Tuesday Night
It was on Tuesday night that the thing in my chest finally moved. It had been sitting there for days, a tight aching knot of something that made me feel like crying, kept me from even thinking about next steps. It would climb into my throat and stick there in my craw, and my mouth would open and close and nothing would come out. I'd finally get a breath in and my head would be pounding, and it would drop back into my chest, the worst heartache I'd ever felt. I rocked myself back and forth, sobbing, as it climbed and sunk, climbed and sunk.
Finally I held it there, locked in my throat. I put my attention on it and massaged with my mind, gently squeezing and releasing. What is it, what is it I kept asking myself. What is this? What is it? And a word came floating up from out of the thick ache: sadness.

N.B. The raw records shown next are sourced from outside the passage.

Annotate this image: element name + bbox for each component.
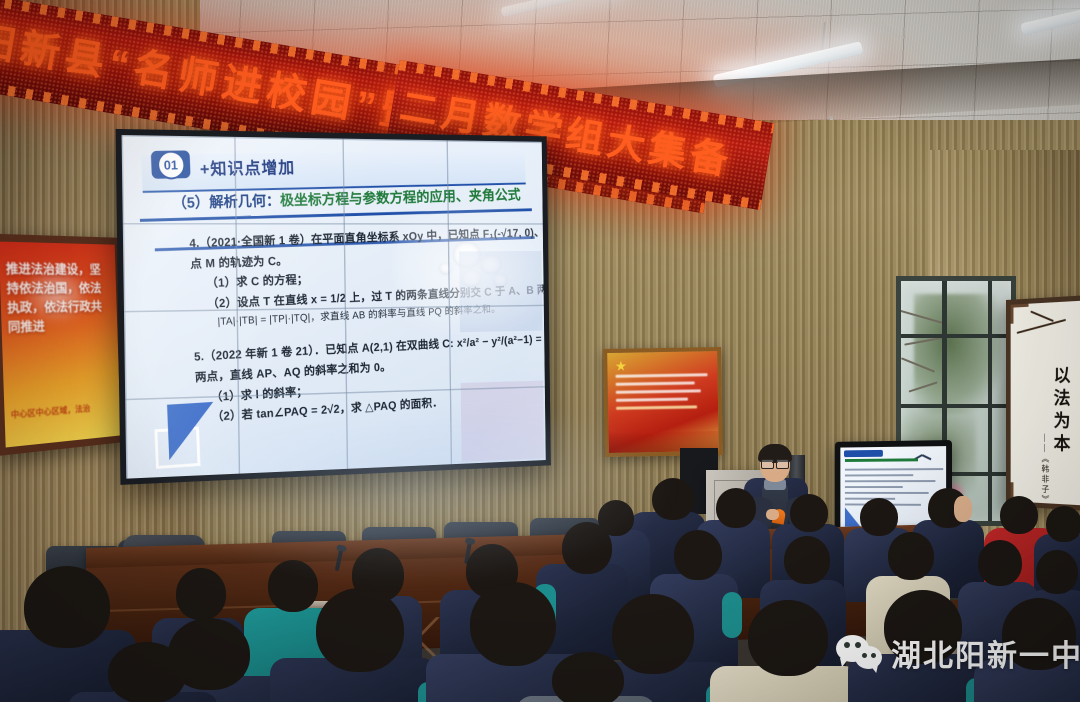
wechat-dot — [871, 653, 876, 658]
screen-bezel: 01 +知识点增加 （5）解析几何：极坐标方程与参数方程的应用、夹角公式 4.（… — [116, 129, 551, 485]
wechat-watermark: 湖北阳新一中 — [836, 630, 1080, 676]
panel-tint-top-right — [459, 251, 542, 332]
party-emblem-icon — [615, 361, 626, 372]
slide-blue-triangle — [167, 402, 215, 460]
plum-branch-ornament — [1013, 308, 1071, 351]
poster-middle-textlines — [616, 373, 709, 415]
wechat-bubble-small — [855, 646, 882, 669]
wechat-dot — [844, 642, 850, 648]
wechat-logo-icon — [836, 633, 882, 673]
eyeglasses-icon — [761, 459, 789, 467]
wechat-dot — [862, 653, 867, 658]
panel-tint-bottom-right — [461, 381, 544, 462]
slide-number-text: 01 — [156, 150, 185, 179]
slide-subtitle-highlight: 极坐标方程与参数方程的应用、夹角公式 — [280, 187, 521, 209]
calligraphy-text: 以法为本 — [1048, 366, 1073, 457]
framed-poster-middle — [603, 347, 723, 457]
monitor-slide-header — [844, 450, 883, 457]
classroom-photo-scene: 阳新县“名师进校园”暨阳新一中 二月数学组大集备 推进法治建设，坚持依法治国，依… — [0, 0, 1080, 702]
slide-header-title: +知识点增加 — [199, 154, 295, 180]
wechat-dot — [855, 642, 861, 648]
poster-left-caption: 中心区中心区域，法治 — [11, 401, 113, 421]
watermark-text: 湖北阳新一中 — [891, 631, 1080, 675]
screen-surface: 01 +知识点增加 （5）解析几何：极坐标方程与参数方程的应用、夹角公式 4.（… — [122, 135, 546, 479]
monitor-slide-subtitle — [845, 458, 918, 462]
slide-number-badge: 01 — [151, 150, 191, 178]
slide-triangle-graphic — [153, 399, 238, 469]
poster-left-text: 推进法治建设，坚持依法治国，依法执政，依法行政共同推进 — [6, 259, 111, 337]
slide-subtitle-prefix: （5）解析几何： — [172, 193, 280, 212]
framed-poster-left: 推进法治建设，坚持依法治国，依法执政，依法行政共同推进 中心区中心区域，法治 — [0, 234, 127, 456]
projection-video-wall[interactable]: 01 +知识点增加 （5）解析几何：极坐标方程与参数方程的应用、夹角公式 4.（… — [116, 129, 551, 485]
bubble — [440, 263, 452, 273]
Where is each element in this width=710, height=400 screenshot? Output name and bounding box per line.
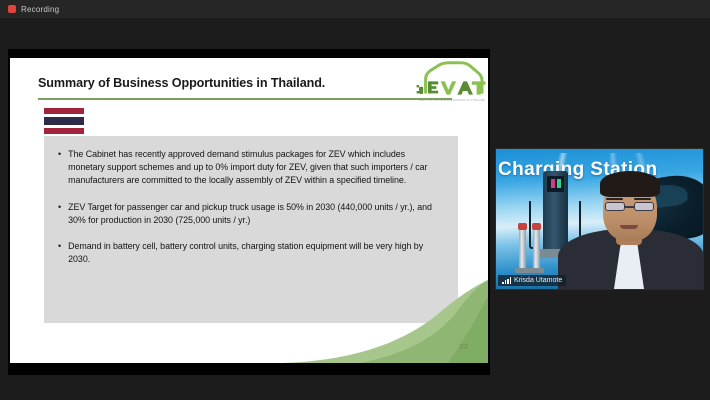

I breathed and kept my attention there. Sadness, I said to myself, and with a gelatinous pop it came up into my head. Pain, oh pain, oh throbbing pain ricochet in my skull. Still the attention, light attention, gently feeling. what is it? What is this? What are you?
Again a word came up from it, this time spreading into my left cheekbone, behind my right eye. Guilt, I/it said. and it throbbed alive, this guilt that is the left side of my face, reaching up into my cranium.
And as the guilt dissipated, a hard, hurtful nugget, a little plug of pain remained. It refused to move, refused to be anywhere, and I held my attention there. This little plug of thick rubber pain stuck in my skull, on the right side, just above my eye.
Exhaustion threatened to overtake me, but I stayed, my attention unthinking, squeezing and releasing this knot. It went slow, so slow up the inside curve of my skull, above my right eye. It stuck, dense and magnetic, the whole way. I stayed and stayed, what is it what is it what are you small one the smallest densest thickest slowest most hidden one what is it what is it
and with a crumbling, with a softening, I heard 'hurt'.
hurt, I said, and it throbbed gently. I throbbed, gently. Yes, just simple, pure hurt. I hurt, and this old young hurt was moved, was softened. It didn't dissipate upward, out of the top of my head, as I thought it might. Don't make me go, don't leave or push me away it asked. Just stay. So I stayed, I held that hurt as it softened and melted, and the pain began to drip and dissolve and distribute and release through the rest of my skull. I have had echoes of it since, but nothing quite as strong.